Types of Support and Resistance
- Fixed Support and Resistance Levels
These are support and resistance levels that are fixed and cannot change. They will only be invalidated if the prices manage to exceed or exceed them. Psychological and sentimental levels, such as round numbers or previous important price points (such as all-time highs and lows), are examples of fixed support and resistance levels.
2. Dynamic Support and Resistance Levels
As the name suggests, these are support and resistance levels that change as price and time change. These levels imply that prices are subject to new forces of supply and demand. Technical indicators like the moving average and the Bollinger band create dynamic levels of support and resistance as price and time change.
3. Semi Dynamic Support and Resistance Levels
Semi-dynamic support and resistance levels also change as time and price change, but they change at a fixed or predetermined rate. Some of the indicators that draw resistance lines and semi-dynamic support are trend lines, pivot points. These indicators draw support and resistance lines that change methodically as time and price change.
Support and resistance levels are one of the key concepts used by technical analysts and form the basis for a wide variety of technical analysis tools. The basic concepts of support and resistance consist of a support level, which can be thought of as the bottom under trading prices, and a resistance level, which can be thought of as the top. Prices drop and test the support level, which will either “hold” and the price will rebound, or the support level will be violated, and the price will fall through the support and will likely continue lower to the next support level.

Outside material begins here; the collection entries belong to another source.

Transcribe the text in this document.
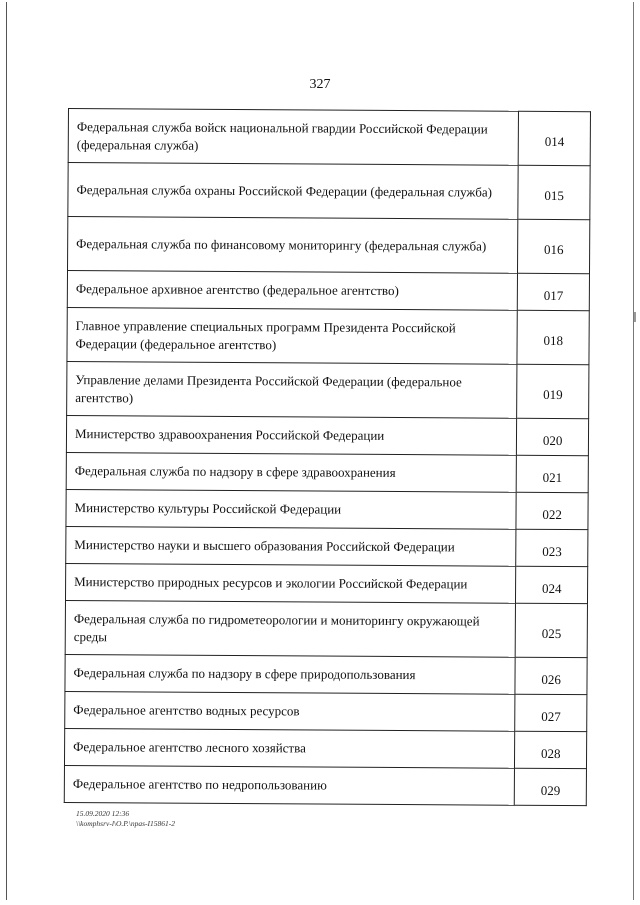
327
Федеральная служба войск национальной гвардии Российской Федерации (федеральная служба)	014
Федеральная служба охраны Российской Федерации (федеральная служба)	015
Федеральная служба по финансовому мониторингу (федеральная служба)	016
Федеральное архивное агентство (федеральное агентство)	017
Главное управление специальных программ Президента Российской Федерации (федеральное агентство)	018
Управление делами Президента Российской Федерации (федеральное агентство)	019
Министерство здравоохранения Российской Федерации	020
Федеральная служба по надзору в сфере здравоохранения	021
Министерство культуры Российской Федерации	022
Министерство науки и высшего образования Российской Федерации	023
Министерство природных ресурсов и экологии Российской Федерации	024
Федеральная служба по гидрометеорологии и мониторингу окружающей среды	025
Федеральная служба по надзору в сфере природопользования	026
Федеральное агентство водных ресурсов	027
Федеральное агентство лесного хозяйства	028
Федеральное агентство по недропользованию	029
15.09.2020 12:36
\\komphsrv-l\O.P.\npas-I15861-2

Determining future support levels can dramatically improve the returns of a short-term investment strategy because it gives traders an accurate picture of what price levels should prop up the price of a given security in the event of a correction. Conversely, anticipating a resistance level can be advantageous because this is a price level that could potentially damage a long position, which means an area where investors are highly willing to sell the security. As mentioned above, there are several different methods to choose from when looking to identify support-resistance, but regardless of the method, the interpretation remains the same: it prevents the price of an underlying asset from moving in a certain direction.